Presented at the Roundtable on Asian Cities and Cultural Change at the Australian National University (ANU), Canberra, July 2005.

The past twenty years have witnessed the decisive end of attempts at state-centred urban planning in Mumbai. The post-Independence Development Plan, which has guided land, housing, and economic growth since the sixties, has been displaced in favour of piecemeal investments in infrastructure and transport, and housing and slum rehabilitation by the state, with increased participation from private builders and agencies.

With the retreat of the state from its ambitious agendas of rational land-use, equitable distribution of services and resources, and protection of the environment, the instruments of abstract spatial planning used by the state have withered and mutated into new urban forms marked by severe exclusions and enclosures. Classical urban planning practice was historically premised on the segregation of the functions of modern urban life into residential, commercial/industrial, and public spheres, and their centralised location governed by state directives.

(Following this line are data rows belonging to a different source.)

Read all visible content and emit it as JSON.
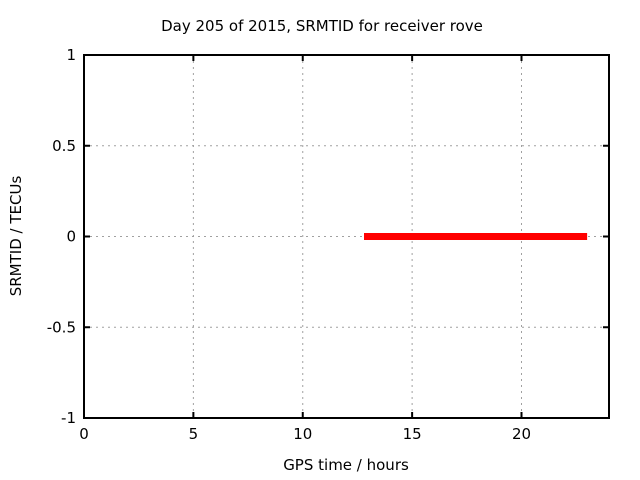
{
  "window": {
    "background": "#ffffff"
  },
  "chart_data": {
    "type": "line",
    "title": "Day 205 of 2015, SRMTID for receiver rove",
    "xlabel": "GPS time / hours",
    "ylabel": "SRMTID / TECUs",
    "xlim": [
      0,
      24
    ],
    "ylim": [
      -1,
      1
    ],
    "xticks": [
      0,
      5,
      10,
      15,
      20
    ],
    "xtick_labels": [
      "0",
      "5",
      "10",
      "15",
      "20"
    ],
    "yticks": [
      1,
      0.5,
      0,
      -0.5,
      -1
    ],
    "ytick_labels": [
      "1",
      "0.5",
      "0",
      "-0.5",
      "-1"
    ],
    "grid": true,
    "grid_color": "#a0a0a0",
    "grid_dash": "2,4",
    "border_color": "#000000",
    "tick_color": "#000000",
    "legend": "none",
    "series": [
      {
        "name": "SRMTID",
        "color": "#ff0000",
        "linewidth": 7,
        "points": [
          [
            12.8,
            0
          ],
          [
            23.0,
            0
          ]
        ]
      }
    ]
  }
}
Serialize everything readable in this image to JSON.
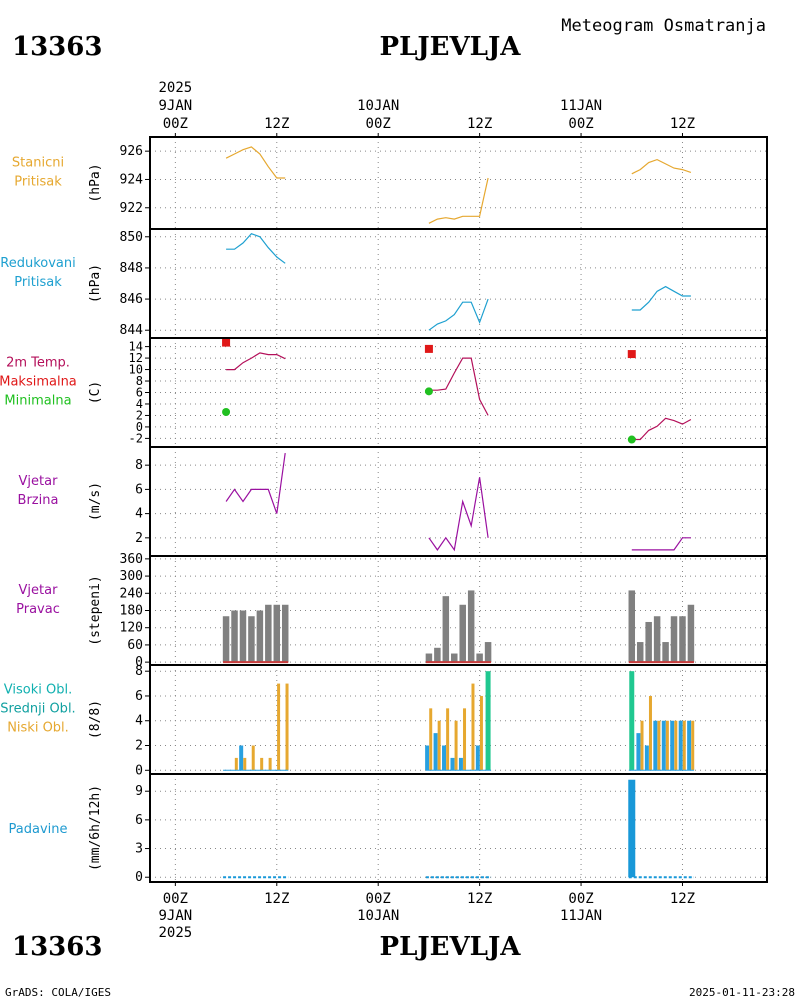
{
  "header": {
    "station_id": "13363",
    "station_name": "PLJEVLJA",
    "product": "Meteogram Osmatranja"
  },
  "footer": {
    "station_id": "13363",
    "station_name": "PLJEVLJA",
    "credit": "GrADS: COLA/IGES",
    "timestamp": "2025-01-11-23:28"
  },
  "time_axis": {
    "top": [
      {
        "line1": "2025",
        "line2": "9JAN",
        "line3": "00Z",
        "t": 0
      },
      {
        "line1": "",
        "line2": "",
        "line3": "12Z",
        "t": 12
      },
      {
        "line1": "",
        "line2": "10JAN",
        "line3": "00Z",
        "t": 24
      },
      {
        "line1": "",
        "line2": "",
        "line3": "12Z",
        "t": 36
      },
      {
        "line1": "",
        "line2": "11JAN",
        "line3": "00Z",
        "t": 48
      },
      {
        "line1": "",
        "line2": "",
        "line3": "12Z",
        "t": 60
      }
    ],
    "bottom": [
      {
        "line1": "00Z",
        "line2": "9JAN",
        "line3": "2025",
        "t": 0
      },
      {
        "line1": "12Z",
        "line2": "",
        "line3": "",
        "t": 12
      },
      {
        "line1": "00Z",
        "line2": "10JAN",
        "line3": "",
        "t": 24
      },
      {
        "line1": "12Z",
        "line2": "",
        "line3": "",
        "t": 36
      },
      {
        "line1": "00Z",
        "line2": "11JAN",
        "line3": "",
        "t": 48
      },
      {
        "line1": "12Z",
        "line2": "",
        "line3": "",
        "t": 60
      }
    ],
    "range_hours": [
      -3,
      70
    ]
  },
  "colors": {
    "station_pressure": "#e6a830",
    "reduced_pressure": "#1ea0d0",
    "temp": "#b4105a",
    "tmax": "#e01818",
    "tmin": "#20c020",
    "wind_speed": "#9a10a0",
    "wind_dir_label": "#9a10a0",
    "wind_dir_bar": "#808080",
    "wind_dir_base": "#c83c3c",
    "high_cloud": "#20c890",
    "mid_cloud": "#28a0e0",
    "low_cloud": "#e6a830",
    "clouds_label_high": "#10b0b0",
    "clouds_label_mid": "#10a0a0",
    "precip": "#1898d8",
    "precip_label": "#1e9ad0"
  },
  "chart_data": [
    {
      "type": "line",
      "id": "station_pressure",
      "labels": [
        "Stanicni",
        "Pritisak"
      ],
      "unit": "(hPa)",
      "ylim": [
        920.5,
        927
      ],
      "yticks": [
        922,
        924,
        926
      ],
      "x": [
        6,
        7,
        8,
        9,
        10,
        11,
        12,
        13,
        30,
        31,
        32,
        33,
        34,
        35,
        36,
        37,
        54,
        55,
        56,
        57,
        58,
        59,
        60,
        61
      ],
      "values": [
        925.5,
        925.8,
        926.1,
        926.3,
        925.8,
        924.9,
        924.1,
        924.1,
        920.9,
        921.2,
        921.3,
        921.2,
        921.4,
        921.4,
        921.4,
        924.1,
        924.4,
        924.7,
        925.2,
        925.4,
        925.1,
        924.8,
        924.7,
        924.5
      ],
      "gaps_after_index": [
        7,
        15
      ]
    },
    {
      "type": "line",
      "id": "reduced_pressure",
      "labels": [
        "Redukovani",
        "Pritisak"
      ],
      "unit": "(hPa)",
      "ylim": [
        843.5,
        850.5
      ],
      "yticks": [
        844,
        846,
        848,
        850
      ],
      "x": [
        6,
        7,
        8,
        9,
        10,
        11,
        12,
        13,
        30,
        31,
        32,
        33,
        34,
        35,
        36,
        37,
        54,
        55,
        56,
        57,
        58,
        59,
        60,
        61
      ],
      "values": [
        849.2,
        849.2,
        849.6,
        850.2,
        850.0,
        849.3,
        848.7,
        848.3,
        844.0,
        844.4,
        844.6,
        845.0,
        845.8,
        845.8,
        844.5,
        846.0,
        845.3,
        845.3,
        845.8,
        846.5,
        846.8,
        846.5,
        846.2,
        846.2
      ],
      "gaps_after_index": [
        7,
        15
      ]
    },
    {
      "type": "line",
      "id": "temperature",
      "labels": [
        "2m Temp.",
        "Maksimalna",
        "Minimalna"
      ],
      "unit": "(C)",
      "ylim": [
        -3.5,
        15.5
      ],
      "yticks": [
        -2,
        0,
        2,
        4,
        6,
        8,
        10,
        12,
        14
      ],
      "x": [
        6,
        7,
        8,
        9,
        10,
        11,
        12,
        13,
        30,
        31,
        32,
        33,
        34,
        35,
        36,
        37,
        54,
        55,
        56,
        57,
        58,
        59,
        60,
        61
      ],
      "values": [
        10,
        10,
        11.2,
        12,
        12.9,
        12.6,
        12.6,
        11.9,
        6.4,
        6.4,
        6.6,
        9.4,
        12.0,
        12.0,
        4.8,
        2.0,
        -2.2,
        -2.2,
        -0.6,
        0.1,
        1.5,
        1.1,
        0.5,
        1.3
      ],
      "gaps_after_index": [
        7,
        15
      ],
      "tmax": {
        "x": [
          6,
          30,
          54
        ],
        "values": [
          14.7,
          13.6,
          12.7
        ]
      },
      "tmin": {
        "x": [
          6,
          30,
          54
        ],
        "values": [
          2.6,
          6.2,
          -2.2
        ]
      }
    },
    {
      "type": "line",
      "id": "wind_speed",
      "labels": [
        "Vjetar",
        "Brzina"
      ],
      "unit": "(m/s)",
      "ylim": [
        0.5,
        9.5
      ],
      "yticks": [
        2,
        4,
        6,
        8
      ],
      "x": [
        6,
        7,
        8,
        9,
        10,
        11,
        12,
        13,
        30,
        31,
        32,
        33,
        34,
        35,
        36,
        37,
        54,
        55,
        56,
        57,
        58,
        59,
        60,
        61
      ],
      "values": [
        5,
        6,
        5,
        6,
        6,
        6,
        4,
        9,
        2,
        1,
        2,
        1,
        5,
        3,
        7,
        2,
        1,
        1,
        1,
        1,
        1,
        1,
        2,
        2
      ],
      "gaps_after_index": [
        7,
        15
      ]
    },
    {
      "type": "bar",
      "id": "wind_direction",
      "labels": [
        "Vjetar",
        "Pravac"
      ],
      "unit": "(stepeni)",
      "ylim": [
        -10,
        370
      ],
      "yticks": [
        0,
        60,
        120,
        180,
        240,
        300,
        360
      ],
      "x": [
        6,
        7,
        8,
        9,
        10,
        11,
        12,
        13,
        30,
        31,
        32,
        33,
        34,
        35,
        36,
        37,
        54,
        55,
        56,
        57,
        58,
        59,
        60,
        61
      ],
      "values": [
        160,
        180,
        180,
        160,
        180,
        200,
        200,
        200,
        30,
        50,
        230,
        30,
        200,
        250,
        30,
        70,
        250,
        70,
        140,
        160,
        70,
        160,
        160,
        200
      ]
    },
    {
      "type": "bar",
      "id": "clouds",
      "labels": [
        "Visoki Obl.",
        "Srednji Obl.",
        "Niski Obl."
      ],
      "unit": "(8/8)",
      "ylim": [
        -0.3,
        8.5
      ],
      "yticks": [
        0,
        2,
        4,
        6,
        8
      ],
      "x": [
        6,
        7,
        8,
        9,
        10,
        11,
        12,
        13,
        30,
        31,
        32,
        33,
        34,
        35,
        36,
        37,
        54,
        55,
        56,
        57,
        58,
        59,
        60,
        61
      ],
      "series": [
        {
          "name": "Visoki Obl.",
          "values": [
            0,
            0,
            0,
            0,
            0,
            0,
            0,
            0,
            0,
            0,
            0,
            0,
            0,
            0,
            0,
            8,
            8,
            0,
            0,
            0,
            0,
            0,
            0,
            0
          ]
        },
        {
          "name": "Srednji Obl.",
          "values": [
            0,
            0,
            2,
            0,
            0,
            0,
            0,
            0,
            2,
            3,
            2,
            1,
            1,
            0,
            2,
            0,
            0,
            3,
            2,
            4,
            4,
            4,
            4,
            4
          ]
        },
        {
          "name": "Niski Obl.",
          "values": [
            0,
            1,
            1,
            2,
            1,
            1,
            7,
            7,
            5,
            4,
            5,
            4,
            5,
            7,
            6,
            0,
            0,
            4,
            6,
            4,
            4,
            4,
            4,
            4
          ]
        }
      ]
    },
    {
      "type": "bar",
      "id": "precipitation",
      "labels": [
        "Padavine"
      ],
      "unit": "(mm/6h/12h)",
      "ylim": [
        -0.5,
        10.8
      ],
      "yticks": [
        0,
        3,
        6,
        9
      ],
      "x": [
        6,
        7,
        8,
        9,
        10,
        11,
        12,
        13,
        30,
        31,
        32,
        33,
        34,
        35,
        36,
        37,
        54,
        55,
        56,
        57,
        58,
        59,
        60,
        61
      ],
      "values": [
        0,
        0,
        0,
        0,
        0,
        0,
        0,
        0,
        0,
        0,
        0,
        0,
        0,
        0,
        0,
        0,
        10.2,
        0,
        0,
        0,
        0,
        0,
        0,
        0
      ]
    }
  ]
}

However, Asian cities have constantly demonstrate the falsity of this separation of functions — with their vast districts of dense, mixed-use settlements governed by porous legalities, popular politics, and tactical negotiations over space and survival. This vast and complex economy has been inadequately imagined as the Third World ‘slum’ or theorised as the ‘informal economy’. With the retreat of the state, centralised planning practice and its technocratic spatial imagination has been appropriated into a new spatial regime in which a predatory class of private builders dominates the production of formal housing for a minority of the rich, amidst rising inequality in access to housing and basic services for the majority of the urban poor in Mumbai [1].